Nispet yolunun Hazreti Mehdî’ye (Aleyhi’r-Rıdvân) ulaşacağını beyan eden İmâm-ı Rabbânî (Kuddise Sirruhû) Hazretlerinden sonra nasıl ki silsile altın halkalarla devam etmiş ve bu durum nispetin kesilmesine mâni olmamışsa, Mahmud Efendi (Kuddise Sirruhû) Hazretlerimizden sonra da bu yol birbiri gerisine eklenen altın halkalarla devam edecektir. Meşâyih ortasında altın halkaların gelip geçmesi, o büyüklerin nispet ve tasarrufunun ulaşmasına mani olmamıştır. Yakın tarihte vekiller vasıtasıyla devam edeceği argüman edilen diğer tarîkat kollarının vakitle kapanıp nispetinin kesildiği gerçeği de kıymetle hatırlanmalıdır.

Mahmud Efendi (Kuddise Sirruhû) Hazretlerimizin âhirete irtihâlinin akabinde belirli çevreler eliyle kirli bir propaganda başlatılmış ve daha evvel İstişare Heyetinin açıklamasında yer aldığı üzere şahidler huzurunda tevatür düzeyinde sabit olan bir hakikat gizlenmeye çalışılmıştır. Meğer Ali Haydar Efendi (Kuddise Sirruhû) Hazretlerinden bizlere yadigâr olan ve bir kısmı bugün hâlâ hayatta ve afiyette bulunan büyüklerimizin şahidliği de ortadadır.
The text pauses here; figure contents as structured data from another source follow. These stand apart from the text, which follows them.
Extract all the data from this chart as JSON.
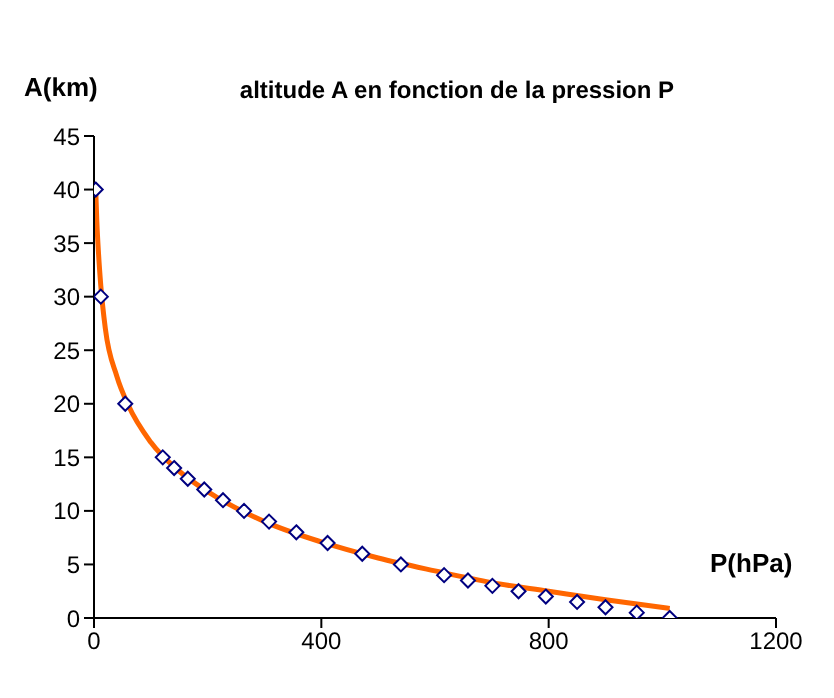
{
  "chart_data": {
    "type": "scatter",
    "title": "altitude A en fonction de la pression P",
    "xlabel": "P(hPa)",
    "ylabel": "A(km)",
    "xlim": [
      0,
      1200
    ],
    "xticks": [
      0,
      400,
      800,
      1200
    ],
    "ylim": [
      0,
      45
    ],
    "yticks": [
      0,
      5,
      10,
      15,
      20,
      25,
      30,
      35,
      40,
      45
    ],
    "grid": false,
    "legend": false,
    "marker": "diamond",
    "series": [
      {
        "color": "#000080",
        "x": [
          3,
          12,
          55,
          121,
          141,
          165,
          194,
          227,
          264,
          308,
          356,
          411,
          472,
          540,
          616,
          658,
          701,
          747,
          795,
          850,
          900,
          955,
          1013
        ],
        "values": [
          40,
          30,
          20,
          15,
          14,
          13,
          12,
          11,
          10,
          9,
          8,
          7,
          6,
          5,
          4,
          3.5,
          3,
          2.5,
          2,
          1.5,
          1,
          0.5,
          0
        ]
      },
      {
        "type": "line",
        "color": "#ff6600",
        "marker": "none",
        "x": [
          3,
          5,
          8,
          12,
          20,
          40,
          60,
          100,
          150,
          200,
          300,
          400,
          500,
          600,
          700,
          800,
          900,
          1013
        ],
        "values": [
          40,
          37,
          34,
          31,
          27,
          22.6,
          19.9,
          16.4,
          13.7,
          11.8,
          9,
          7.1,
          5.6,
          4.4,
          3.3,
          2.5,
          1.7,
          0.9
        ]
      }
    ]
  }
}
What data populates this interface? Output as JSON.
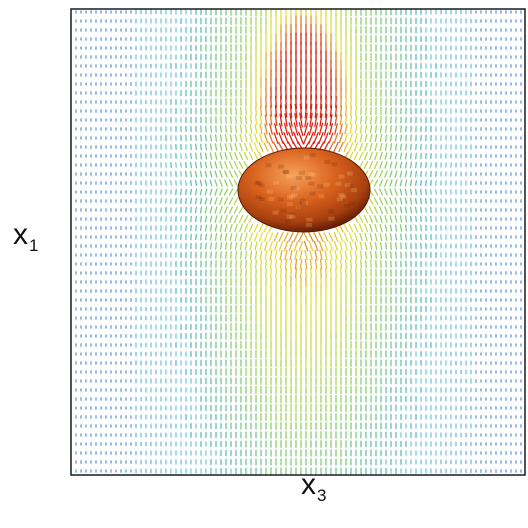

Bugün fitneden korunmak, o büyüklerin şâhidlik ve rahmetine tâbi olmakla mümkündür.

“ŞEYMİZİ CÜBBELİ AHMET HOCA’YI REDDETTİ”

Mahmud Efendi (Kuddise Sirruhû) Hazretlerimizin âhirete irtihâliyle başlatılan ve bilhassa son altı aydır Cübbeli Ahmet Hoca tarafından yayınlanan telefon görüşmeleri, saklı ses kayıtları, zuhûrât ve düş yığınlarıyla kirli bir yola bürünen propaganda doğrultusunda kamuoyuna da yansıdığı üzere, Cübbeli Ahmet Hoca, Hasan Efendi (Kuddise Sirruhû) Hazretlerimizle görüşmek istemiştir. Husus Hasan Efendi (Kuddise Sirruhû) Hazretlerimize arz edildiğinde -videoda da görüldüğü gibi- görüşmek istemediğini açıkça beyân etmiştir.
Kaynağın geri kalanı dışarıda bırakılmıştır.